Speaking at the Citi Entertainment, Media & Telecommunications conference today, Sprint CEO Dan Hesse unveiled that the company will be offering their new LTE service first in Atlanta, Dallas, Houston, San Antonio and six other smaller markets by mid-2012. According to comments made during the webcast event, Hesse stated that a total of ten markets will see service sometime before "midsummer."
While the launch will likely be accompanied by a USB modem or two, Sprint isn't expected to launch LTE-capable handsets until later in the year (a leaked ad on CNET this week suggests the first device could be the Galaxy Nexus).

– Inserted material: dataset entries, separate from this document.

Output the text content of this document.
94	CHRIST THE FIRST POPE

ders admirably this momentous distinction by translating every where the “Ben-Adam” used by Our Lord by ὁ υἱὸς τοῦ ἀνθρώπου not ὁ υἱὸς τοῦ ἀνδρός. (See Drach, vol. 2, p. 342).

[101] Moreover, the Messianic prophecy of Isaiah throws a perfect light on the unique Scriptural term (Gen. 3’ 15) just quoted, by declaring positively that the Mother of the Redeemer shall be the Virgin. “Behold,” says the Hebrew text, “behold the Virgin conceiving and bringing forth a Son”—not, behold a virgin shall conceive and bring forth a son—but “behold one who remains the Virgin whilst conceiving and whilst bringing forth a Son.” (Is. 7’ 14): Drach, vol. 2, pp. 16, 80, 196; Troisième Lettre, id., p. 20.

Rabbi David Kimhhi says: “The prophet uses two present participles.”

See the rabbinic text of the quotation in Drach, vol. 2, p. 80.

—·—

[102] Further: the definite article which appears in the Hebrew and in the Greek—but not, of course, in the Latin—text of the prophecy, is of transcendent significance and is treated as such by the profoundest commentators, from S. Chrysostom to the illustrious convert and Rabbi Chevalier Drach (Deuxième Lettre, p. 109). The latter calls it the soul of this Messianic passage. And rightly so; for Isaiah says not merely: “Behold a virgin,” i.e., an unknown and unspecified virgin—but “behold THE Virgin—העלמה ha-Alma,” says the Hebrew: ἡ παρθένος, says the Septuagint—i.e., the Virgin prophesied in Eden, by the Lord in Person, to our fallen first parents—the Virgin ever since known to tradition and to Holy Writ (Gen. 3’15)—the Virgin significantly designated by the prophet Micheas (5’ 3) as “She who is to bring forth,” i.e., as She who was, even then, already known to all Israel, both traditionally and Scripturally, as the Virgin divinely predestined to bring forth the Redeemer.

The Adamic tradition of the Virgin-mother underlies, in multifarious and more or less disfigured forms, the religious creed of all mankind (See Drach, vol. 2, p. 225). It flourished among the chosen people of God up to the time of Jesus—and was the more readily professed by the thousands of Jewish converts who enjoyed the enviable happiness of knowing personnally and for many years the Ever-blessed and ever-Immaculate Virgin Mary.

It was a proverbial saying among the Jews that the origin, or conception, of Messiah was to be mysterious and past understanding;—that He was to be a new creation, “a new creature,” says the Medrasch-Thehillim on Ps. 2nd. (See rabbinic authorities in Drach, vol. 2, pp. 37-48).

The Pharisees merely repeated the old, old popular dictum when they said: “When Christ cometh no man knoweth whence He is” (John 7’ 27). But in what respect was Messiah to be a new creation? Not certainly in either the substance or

Sprint laid out their plan to deploy LTE back in October, noting they hoped to cover 123 million "pops" (potential users) with LTE by the end of 2012, and 250 million by the end of 2013. The company is conducting a $4-$5 billion network upgrade that involves retrofitting every Sprint cell site, eliminating the refrigerator-sized cabinets for each technology (800 MHz, 1.9 GHz and 2.5 GHz) in favor of small, more energy efficient multi-mode base stations allowing them to offer Mobile WiMax and LTE for the foreseeable future.
Sprint will obviously need spectrum for this new network, and with LightSquared currently bogged down in GPS interference political hell, Sprint says they'll need to re-purpose spectrum in the 800 MHz band for LTE after the company shutters their Nextel iDEN service sometime in 2013. Still, Hesse insists the company has enough spectrum to see them through 2014 -- or 2016 if you conclude the spectrum sharing deals with Clearwire.